When you test for friction coefficient in bolted joints with normal household or automotive oils and greases, including teflon fortified greases, you will find that the friction coefficient is much higher than with antisieze compounds. Not only that, but the mean friction coefficient for any given material combination (and the extremes) and for unlubed fasteners is essentially the same! (remember, we're talking here what happens when you approach the target preload, not what it feels like when you are running it up for initial snug prior to tightening). When using household oils, automotive oils, or automotive greases, the surface finish of the particular lot of fasteners can have more influence on friction coefficient than the thread lube. We ran one series of tests using a specific lot of alloy steel fasteners unlubed and then duplicated the test series a few months later using alloy steel fasteners from a different manufacturer's lot and motor oil and got numbers that were slightly higher for the lubed fasteners than those for our previous test with unlubed fasteners!! That would never even come close to happening using a graphite based antiseize compound.
We commonly tested the following male/female material combinations: alloy steel/alloy steel, CRES/CRES (Corrosion Resistant Steel, Pentagonese for stainless steel), monel/monel and Kmonel/monel, and sometimes titanium/titanium.
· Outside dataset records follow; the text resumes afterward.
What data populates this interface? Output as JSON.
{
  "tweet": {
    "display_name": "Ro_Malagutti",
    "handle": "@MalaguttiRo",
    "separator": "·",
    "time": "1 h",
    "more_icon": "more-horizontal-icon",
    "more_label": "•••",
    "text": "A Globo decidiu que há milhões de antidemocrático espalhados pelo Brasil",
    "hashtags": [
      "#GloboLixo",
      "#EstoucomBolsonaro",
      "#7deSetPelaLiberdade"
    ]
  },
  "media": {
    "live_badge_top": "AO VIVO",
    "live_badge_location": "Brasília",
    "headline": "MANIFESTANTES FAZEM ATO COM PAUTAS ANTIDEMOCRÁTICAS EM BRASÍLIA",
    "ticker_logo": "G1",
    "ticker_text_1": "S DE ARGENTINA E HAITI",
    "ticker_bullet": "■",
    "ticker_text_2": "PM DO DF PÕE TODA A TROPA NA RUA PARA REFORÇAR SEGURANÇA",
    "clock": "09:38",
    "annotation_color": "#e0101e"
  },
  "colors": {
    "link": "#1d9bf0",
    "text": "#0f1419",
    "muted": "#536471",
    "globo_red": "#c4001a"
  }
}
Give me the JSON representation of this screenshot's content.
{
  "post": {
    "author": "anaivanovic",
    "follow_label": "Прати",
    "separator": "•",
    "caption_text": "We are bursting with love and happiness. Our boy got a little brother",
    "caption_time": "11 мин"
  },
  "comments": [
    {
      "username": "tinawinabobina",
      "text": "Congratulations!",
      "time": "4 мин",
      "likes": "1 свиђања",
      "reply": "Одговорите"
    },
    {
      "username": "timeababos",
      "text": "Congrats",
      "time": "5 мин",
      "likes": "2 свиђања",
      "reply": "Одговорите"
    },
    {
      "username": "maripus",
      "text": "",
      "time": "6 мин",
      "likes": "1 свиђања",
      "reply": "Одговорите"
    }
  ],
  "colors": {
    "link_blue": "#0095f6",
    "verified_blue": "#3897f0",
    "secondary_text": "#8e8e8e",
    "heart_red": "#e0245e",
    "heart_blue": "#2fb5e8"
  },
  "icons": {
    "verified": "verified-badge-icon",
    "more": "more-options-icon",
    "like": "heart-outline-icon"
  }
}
Alloy steel/alloy steel is the best behaved and shows by far the least propensity for galling, stainless/stainless gets into galling easily and needs an antisieze to keep you safe from galling, and the other combinations don't show up much in firearms, although we can see Ti/Ti occassionally - Always use antiseize with titanium on titanium as that combo is really, really prone to galling, to the extent that most quality Ti fasteners are supplied with a baked on lube to prevent galling unless the customer specifies otherwise.
A final thought; there are actually 2 major sources of friction in a bolted joint, the flank engagement of the threads, and the friction between the bearing surface of the bolt or nut and the clamped material, so when lubing action screws, to be procedurally correct, you need to lube the threads AND the bearing surface of the head of the screw.
And a last piece of fastener goon trivia: in round figures (it can very a few % either way) 90% of the energy put into tightening a fastener goes into overcoming friction and only 10% of that energy goes into stretching the fastener, which is what gives you the preload. Which is why torques given for unlubed or motor oil lubed fasteners need to be reduced significantly if a proper (antiseize type) thread lube is used. The percentages stay the same, but the required energy input is a bunch lower with a proper thread lube.